El tema conflictivo que desborda

Sube la temperatura en el Cabo Polonio

Está listo el Plan de Manejo para el Polonio pero los pobladores se manifiestan en contra

Postal: para los pobladores, todos los ranchos son parte del paisaje cultural que Uruguay vende al mundo. Foto: R. Figueredo
Para los pobladores, todos los ranchos son parte del paisaje cultural que Uruguay vende al mundo y sin embargo ahora quiere derrumbar. Foto: R. Figueredo

No hubo humo blanco en la última reunión realizada el 30 de noviembre entre autoridades nacionales y vecinos de Cabo Polonio. Pero a pesar de que sigue en pie un histórico conflicto de intereses, desde el gobierno continúa sosteniéndose que en estos días, antes de fin de año, quedará aprobado el Plan de Manejo de tierras para ese poblado costero de Rocha.

Allí hay poco menos de 500 casas y casi cien propietarios que discrepan con las bases de la reglamentación planteada por la Dirección Nacional de Medio Ambiente del Ministerio de Vivienda y la Intendencia local. El objetivo de la nueva legislación es liberar una zona bien orillera y se es inflexible con la precaria arquitectura erigida en el cordón rocoso que "estropea" el paisaje.

En ese espacio que pertenece al Estado serán demolidos 18 ranchos de bloques revocados de 50 metros cuadrados, a los que se sumarán otros ocho que están en suelos de una sociedad anónima, Gabasol. En el último encuentro entre pobladores y la Comisión Asesora Específica (CAE) no quedó abierta ninguna instancia más para proseguir con el diálogo. En cinco años deberá desmantelarse parte de la escenografía del balneario y por lo tanto, parte del sitio cultural.

"El 30 de noviembre hubo una nueva presentación del borrador del Plan de Manejo pero se volvió a reiterar cosas que habían sido objetadas en la anterior del 25 de octubre. Se habilitó entonces un período de 20 días para hacer observaciones y sin embargo ahora se planteó prácticamente la misma versión en términos sustanciales. Parece un diálogo de sordos", dijo a El País Medardo Manini, presidente de Gabasol.
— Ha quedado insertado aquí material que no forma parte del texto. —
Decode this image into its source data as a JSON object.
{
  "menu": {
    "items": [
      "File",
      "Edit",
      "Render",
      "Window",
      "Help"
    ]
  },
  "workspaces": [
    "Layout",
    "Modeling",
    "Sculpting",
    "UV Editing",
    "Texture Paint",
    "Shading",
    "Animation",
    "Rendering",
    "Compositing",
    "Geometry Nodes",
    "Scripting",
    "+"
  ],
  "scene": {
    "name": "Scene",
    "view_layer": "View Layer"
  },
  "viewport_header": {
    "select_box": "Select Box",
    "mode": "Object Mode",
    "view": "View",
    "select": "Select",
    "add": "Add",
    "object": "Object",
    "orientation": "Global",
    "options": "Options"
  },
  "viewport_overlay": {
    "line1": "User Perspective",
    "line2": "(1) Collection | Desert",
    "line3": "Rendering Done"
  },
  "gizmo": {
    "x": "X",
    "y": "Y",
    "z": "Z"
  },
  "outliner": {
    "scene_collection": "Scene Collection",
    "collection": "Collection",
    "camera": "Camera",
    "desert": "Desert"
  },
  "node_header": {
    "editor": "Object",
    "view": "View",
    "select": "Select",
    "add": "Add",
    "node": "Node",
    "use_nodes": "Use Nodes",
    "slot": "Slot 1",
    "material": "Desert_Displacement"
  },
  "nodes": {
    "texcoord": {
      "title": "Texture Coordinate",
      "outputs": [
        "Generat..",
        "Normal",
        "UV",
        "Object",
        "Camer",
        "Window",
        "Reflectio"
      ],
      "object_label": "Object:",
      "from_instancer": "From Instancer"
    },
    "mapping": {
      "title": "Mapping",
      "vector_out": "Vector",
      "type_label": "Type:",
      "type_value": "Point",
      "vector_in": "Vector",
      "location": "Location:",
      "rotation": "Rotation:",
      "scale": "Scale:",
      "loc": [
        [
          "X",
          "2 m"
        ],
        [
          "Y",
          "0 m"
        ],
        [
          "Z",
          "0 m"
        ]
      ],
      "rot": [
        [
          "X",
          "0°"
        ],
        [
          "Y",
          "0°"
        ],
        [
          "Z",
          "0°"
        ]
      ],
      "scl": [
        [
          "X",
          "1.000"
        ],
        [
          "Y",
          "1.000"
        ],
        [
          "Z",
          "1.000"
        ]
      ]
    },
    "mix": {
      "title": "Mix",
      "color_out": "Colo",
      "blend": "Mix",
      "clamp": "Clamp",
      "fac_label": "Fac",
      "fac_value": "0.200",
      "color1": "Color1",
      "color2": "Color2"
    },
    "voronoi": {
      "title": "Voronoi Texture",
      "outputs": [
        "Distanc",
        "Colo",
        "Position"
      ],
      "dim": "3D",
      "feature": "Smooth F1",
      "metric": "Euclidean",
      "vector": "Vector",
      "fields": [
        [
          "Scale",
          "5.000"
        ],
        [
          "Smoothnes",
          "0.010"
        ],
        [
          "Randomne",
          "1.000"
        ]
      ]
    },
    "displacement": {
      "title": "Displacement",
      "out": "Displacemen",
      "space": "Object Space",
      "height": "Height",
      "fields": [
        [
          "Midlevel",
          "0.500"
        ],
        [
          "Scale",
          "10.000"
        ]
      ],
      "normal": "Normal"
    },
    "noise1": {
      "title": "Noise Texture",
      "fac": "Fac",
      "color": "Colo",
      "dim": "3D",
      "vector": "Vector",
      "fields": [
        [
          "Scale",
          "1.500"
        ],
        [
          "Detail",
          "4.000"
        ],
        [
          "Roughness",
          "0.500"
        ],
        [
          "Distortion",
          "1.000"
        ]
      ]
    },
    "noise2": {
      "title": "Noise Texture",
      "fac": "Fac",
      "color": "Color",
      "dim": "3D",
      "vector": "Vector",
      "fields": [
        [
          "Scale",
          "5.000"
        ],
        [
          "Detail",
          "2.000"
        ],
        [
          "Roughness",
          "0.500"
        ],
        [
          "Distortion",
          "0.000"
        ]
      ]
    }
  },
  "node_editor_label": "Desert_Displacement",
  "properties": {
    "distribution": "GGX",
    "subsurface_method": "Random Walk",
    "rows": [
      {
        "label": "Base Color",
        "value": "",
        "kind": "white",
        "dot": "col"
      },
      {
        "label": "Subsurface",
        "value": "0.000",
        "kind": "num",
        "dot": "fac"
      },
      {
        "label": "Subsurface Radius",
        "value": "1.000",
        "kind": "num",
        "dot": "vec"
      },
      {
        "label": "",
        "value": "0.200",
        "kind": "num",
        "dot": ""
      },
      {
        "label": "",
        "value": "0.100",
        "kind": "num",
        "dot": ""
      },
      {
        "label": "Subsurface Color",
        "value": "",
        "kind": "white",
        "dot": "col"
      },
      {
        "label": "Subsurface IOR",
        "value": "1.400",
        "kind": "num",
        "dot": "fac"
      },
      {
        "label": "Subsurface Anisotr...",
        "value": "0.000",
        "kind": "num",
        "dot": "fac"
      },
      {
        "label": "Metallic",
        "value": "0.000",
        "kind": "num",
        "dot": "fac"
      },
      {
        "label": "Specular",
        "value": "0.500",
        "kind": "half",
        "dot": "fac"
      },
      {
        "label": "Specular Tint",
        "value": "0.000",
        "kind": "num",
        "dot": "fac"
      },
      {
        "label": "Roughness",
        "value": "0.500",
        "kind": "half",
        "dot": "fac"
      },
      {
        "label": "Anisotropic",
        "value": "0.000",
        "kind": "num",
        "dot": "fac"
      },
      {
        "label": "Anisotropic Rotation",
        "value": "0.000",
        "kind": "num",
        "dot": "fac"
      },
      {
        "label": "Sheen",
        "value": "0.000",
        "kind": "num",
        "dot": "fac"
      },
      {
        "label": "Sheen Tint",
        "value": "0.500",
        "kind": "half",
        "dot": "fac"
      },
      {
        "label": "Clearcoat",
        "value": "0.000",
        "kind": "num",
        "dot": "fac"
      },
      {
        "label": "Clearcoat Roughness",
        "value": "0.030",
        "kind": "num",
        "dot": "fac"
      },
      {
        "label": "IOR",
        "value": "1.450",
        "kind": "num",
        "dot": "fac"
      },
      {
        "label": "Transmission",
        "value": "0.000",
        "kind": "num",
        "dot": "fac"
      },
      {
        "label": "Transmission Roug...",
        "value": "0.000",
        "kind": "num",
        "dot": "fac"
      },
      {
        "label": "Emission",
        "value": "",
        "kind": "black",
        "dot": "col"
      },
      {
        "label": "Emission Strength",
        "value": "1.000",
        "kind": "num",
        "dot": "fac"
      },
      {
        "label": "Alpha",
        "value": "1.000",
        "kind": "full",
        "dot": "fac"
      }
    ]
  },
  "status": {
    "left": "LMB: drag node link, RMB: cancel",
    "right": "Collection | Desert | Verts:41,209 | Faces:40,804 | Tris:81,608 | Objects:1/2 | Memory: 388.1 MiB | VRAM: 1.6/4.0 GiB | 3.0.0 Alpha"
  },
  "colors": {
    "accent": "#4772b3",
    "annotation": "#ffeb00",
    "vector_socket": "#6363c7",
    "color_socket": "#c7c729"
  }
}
El proceso de cara a la reforma de tierras que se presentó como una instancia participativa derivó en un camino de una sola vía, afirman los colectivos de Cabo Polonio. Para Manini, en la última ocasión hasta hubo retrocesos. El primero de éstos sería la desatención del llamado paisaje cultural. "Se restringe en cuanto al área que lo compone y en relación al propio concepto porque se dejan de lado elementos que hacen a la identidad del Polonio, la riqueza de la diversidad de pobladores, y se concentra el plan en los aspectos materiales", sostuvo Manini.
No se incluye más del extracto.